Na última década, o termo Educação Somática passou a circular com mais freqüência no Brasil no meio da saúde, educação e artes: seja na formação de músicos, bailarinos e atores; em consultórios particulares, estúdios de dança e clínicas de fisioterapia. Hoje, vários profissionais das áreas de saúde e educação introduzem em sua prática técnicas de Educação Somática porque sabem que a consciência corporal é fator indispensável para o bom funcionamento do sistema de autoregulação e para a gestão do estresse. O que caracterisa a Educação Somática é o foco que seus métodos colocam na reeducação do aluno, ensinando-o a reapropriar-se do estado natural de seu tônus.

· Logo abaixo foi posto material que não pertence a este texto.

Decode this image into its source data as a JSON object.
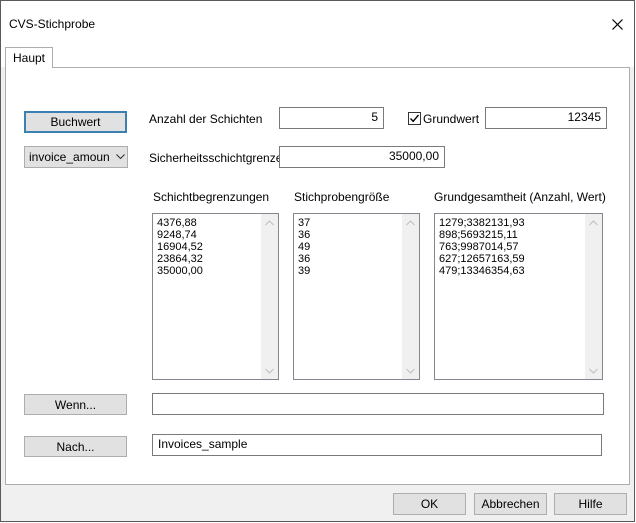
{
  "window": {
    "title": "CVS-Stichprobe"
  },
  "tabs": [
    {
      "label": "Haupt"
    }
  ],
  "controls": {
    "buchwert_button": "Buchwert",
    "field_select": "invoice_amoun",
    "anzahl_label": "Anzahl der Schichten",
    "anzahl_value": "5",
    "grundwert_checkbox_label": "Grundwert",
    "grundwert_checked": true,
    "grundwert_value": "12345",
    "sicherheit_label": "Sicherheitsschichtgrenze",
    "sicherheit_value": "35000,00",
    "wenn_button": "Wenn...",
    "wenn_value": "",
    "nach_button": "Nach...",
    "nach_value": "Invoices_sample"
  },
  "lists": {
    "schicht": {
      "header": "Schichtbegrenzungen",
      "items": [
        "4376,88",
        "9248,74",
        "16904,52",
        "23864,32",
        "35000,00"
      ]
    },
    "stichprobe": {
      "header": "Stichprobengröße",
      "items": [
        "37",
        "36",
        "49",
        "36",
        "39"
      ]
    },
    "grund": {
      "header": "Grundgesamtheit (Anzahl, Wert)",
      "items": [
        "1279;3382131,93",
        "898;5693215,11",
        "763;9987014,57",
        "627;12657163,59",
        "479;13346354,63"
      ]
    }
  },
  "footer": {
    "ok": "OK",
    "cancel": "Abbrechen",
    "help": "Hilfe"
  },
  "icons": {
    "close": "close-icon",
    "dropdown": "chevron-down-icon",
    "check": "checkmark-icon",
    "scroll_up": "scroll-up-arrow-icon",
    "scroll_down": "scroll-down-arrow-icon"
  }
}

Os exercícios de Educação Somática são simples, porém inabituais. Por serem inhabituais, os movimentos propostos requerem do aluno uma capacidade de auto-observação. Pouco a pouco, a pessoa aprende a perceber que as dores ou o mal estar que sente têm relação com um estado de estresse gerado pelo uso inadequado que faz de si mesma.

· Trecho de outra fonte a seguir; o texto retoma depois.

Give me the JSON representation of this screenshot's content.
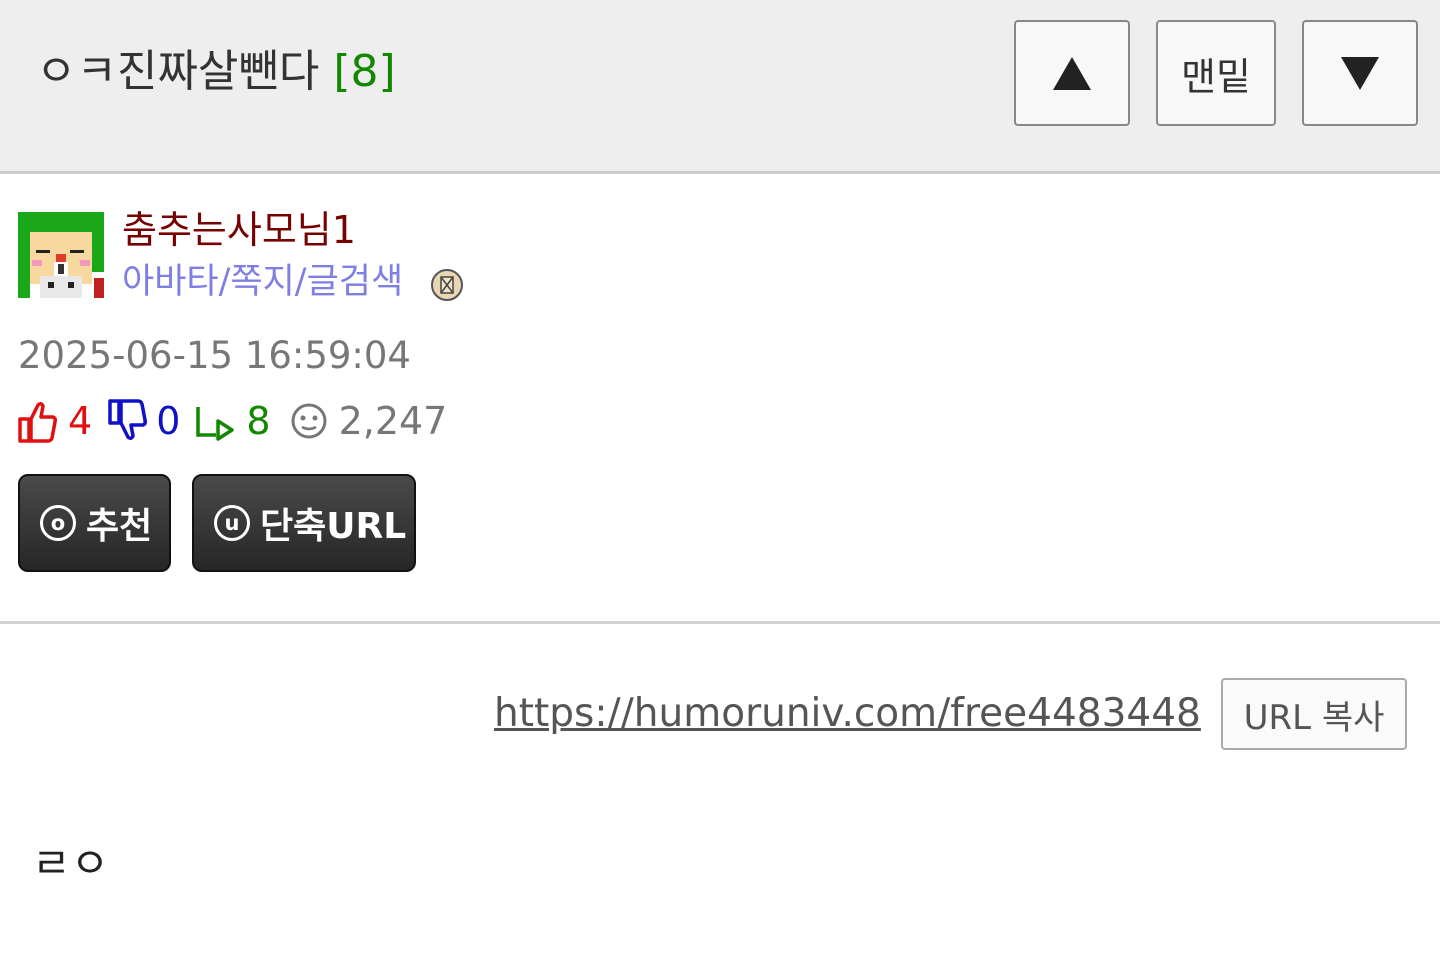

Com a prática regular dos exercícios propostos pela Educação Somática, a pessoa torna-se mais consciente dos limites e do potencial de seu corpo, transferindo para seu dia-a-dia as sensações de equilíbrio vividos em aula. As aulas de Educação Somática fornecem à pessoa um espaço onde ela aprende a contar com seus próprios recursos naturais de autoregulação e diminuir o impacto do estresse sobre sua saúde. Gradualmente, a pessoa torna-se apta a admnistrar seu estresse, a reconhecer e contornar as situações que levam a uma sobrecarga de seu organismo.